Open drnickisaac opened 3 years ago

drnickisaac commented 3 years ago

@AugustT has suggested we switch from saving sparta outputs from .rData to .fst: this will save time and disk space. It should be easily implemented with a single line of code.

AugustT commented 3 years ago

This is not a single line of code job! The implications are very far reaching and should be mapped out first!

drnickisaac commented 3 years ago

@AugustT I have started looking into this. The fst format is certainly fast for data frames, but is it really optimal for the list structure that comes out of sparta? Also, this blog post implies other potential drawbacks. I don't fully understand the details: http://svmiller.com/blog/2020/02/comparing-qs-fst-rds-for-bigger-datasets/

03rcooke commented 3 years ago

I'm also slightly concerned about this shift. For me I don't see an issue with the current read/write speed, and it seems like a lot of work!

I've always preffered .rds as you can formally assign objects to an object name when you read them in, but you can get round this with a small function. And .rdata potentially seem better for lists.

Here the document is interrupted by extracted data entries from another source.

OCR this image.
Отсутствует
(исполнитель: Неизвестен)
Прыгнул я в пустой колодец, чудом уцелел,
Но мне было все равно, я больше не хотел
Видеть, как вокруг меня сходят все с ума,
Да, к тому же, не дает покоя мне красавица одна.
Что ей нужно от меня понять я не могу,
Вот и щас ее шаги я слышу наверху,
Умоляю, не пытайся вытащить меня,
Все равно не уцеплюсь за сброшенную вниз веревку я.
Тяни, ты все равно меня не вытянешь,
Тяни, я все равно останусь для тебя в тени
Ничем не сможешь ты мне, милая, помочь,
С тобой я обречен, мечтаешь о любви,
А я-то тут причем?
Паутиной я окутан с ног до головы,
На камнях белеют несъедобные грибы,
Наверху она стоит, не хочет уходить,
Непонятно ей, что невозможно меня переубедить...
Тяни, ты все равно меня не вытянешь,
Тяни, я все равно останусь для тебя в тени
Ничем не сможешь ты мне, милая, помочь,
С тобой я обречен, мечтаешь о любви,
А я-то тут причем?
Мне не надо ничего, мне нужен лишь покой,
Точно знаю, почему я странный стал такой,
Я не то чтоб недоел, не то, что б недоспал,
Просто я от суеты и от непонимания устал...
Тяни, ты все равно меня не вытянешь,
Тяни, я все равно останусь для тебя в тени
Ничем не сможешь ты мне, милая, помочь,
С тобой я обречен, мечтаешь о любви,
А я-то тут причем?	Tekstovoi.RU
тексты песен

mlogie commented 3 years ago

I would be in favour of a switch to rds format (and in fact all my current occ mod functions work with rds files). If the implications of a change to a slightly faster format are potentially far reaching for minor benefit, I would be in favour of not a change. Other users of sparta would also have to install a new package as well to get this to work, if this became the default output.

03rcooke commented 1 year ago

I'd vote for a change to .rds files instead of .rdata files, we could add an argument filetype where users could specify .rds (the default) or .rdata (the previous method)